Events are being held at 21 different venues across Halifax, Dartmouth, Millbrook First Nation and Sipekne’katik (Indian Brook or Shubenacadie First Nation).

This is the first time the Games – also known as NAIG – have been held in Mi’kma’ki.

“You can do anything in the world, as long as you put your mind to it,” said Jordanson Nash, a member of Team Ontario from the small First Nation of Animakee Wa Zhing No. 37.

“I’ve never been to Halifax,” added the 18-year-old. “So this a very exciting opportunity for me.”

The Games kicked off Sunday with a high-energy opening ceremony.

Organizers say more than 5,000 athletes and 10,000 spectators were in the stands of the Scotiabank Centre.

“It will just be amazing,” said Dianne Acker, who was there to support two family members competing the Games.

“Just to watch all of these young people be together.

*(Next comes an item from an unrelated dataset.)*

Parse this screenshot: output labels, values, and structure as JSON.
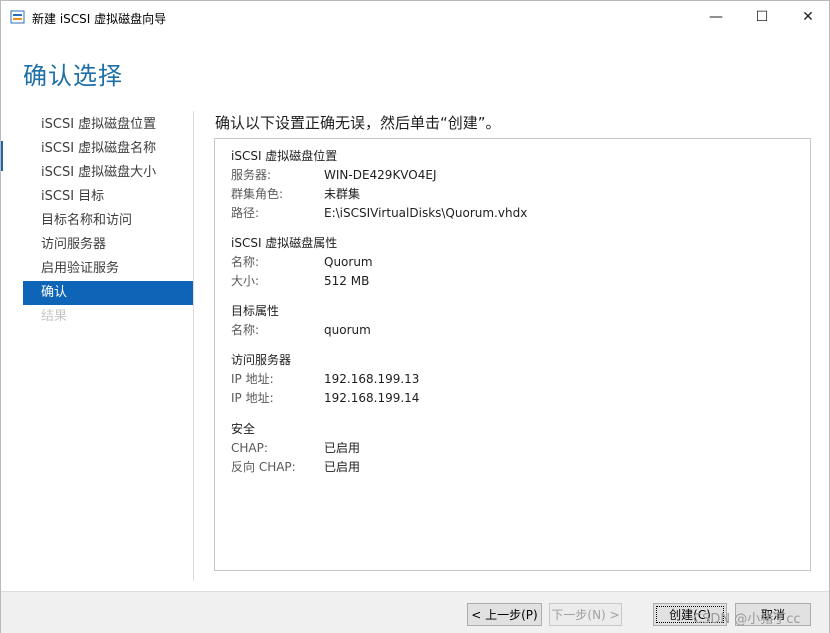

Yeah, that’s going to be amazing.”

Athletes in their team gear waved to spectators as they paraded through the arena. Many Indigenous leaders, politicians and dignitaries were on hand, including Prime Minister Justin Trudeau.

“So, yes, over the coming week, we will be celebrating your athletic achievements,” Trudeau told the athletes in a speech.

“We will be celebrating the wonderful competitions and the camaraderie that happens at these Games. But mostly we will be celebrating the strength, the power, the achievements, and the presence and identity and culture and the future that you represent.”

Chief Norman Bernard of Wagmatcook First Nation also praised the young people, and offered some advice.

“Each time you step onto the field, court or arena, remember who you are,” he said, “where you come from, and who you represent: your family, your community and your nation.”

A sacred fire was lit to burn throughout the Games.

It also marks the location of the cultural village in Halifax Common.

“It is the single largest multi-sport and cultural event in Atlantic Canada’s history… since contact,” said Fiona Kirkpatrick Parsons, chair of NAIG 2023.

“Honestly, it’s a very overwhelming thought to think there hasn’t been a gathering this large of Indigenous Peoples here in Kjipuktik (Halifax) in modern history.”

The Games are usually held every four years and alternate between Canada and the United States. The COVID-19 pandemic delayed the 2020 Games until 2023.

“To have people come in from all across Turtle Island,” noted Kirkpatrick Parsons. “From as far away as California, Yukon, Nunavut, Nunatsiavut, Florida … all parts in between.

“It’s amazing to think that coming here, all these youth – ages 13-19 – are here to meet against each other. To compete against each other. And make friends and share culture.”

George (Tex) Marshall is the president of the 2023 Games Host Society.

“They are going to learn a bit about our language,” he said. “They have obviously learned about ceremony with our sacred fire.

“We are also going to have displays of our traditional games known as Waltas. That game has been with us since time immemorial.

Organizers say there are members of 756 Indigenous nations competing in 19 sports.

One of the first sports to take to the field was soccer.

“I’m super happy to be here,” said Garrett Flet of Team Alberta. “I was really excited when I found out there was even a chance that I could come to this, and happy to be a part of my culture – and who I am, and do it playing a sport I love.”

The prime minister even got in on the action.

He paddled across Lake Banook in Dartmouth Monday morning with Mi’kmaw chiefs and athletes in a war canoe.

Banook is Mi’kmaw and means the first lake, part of a waterway that was once a trading route.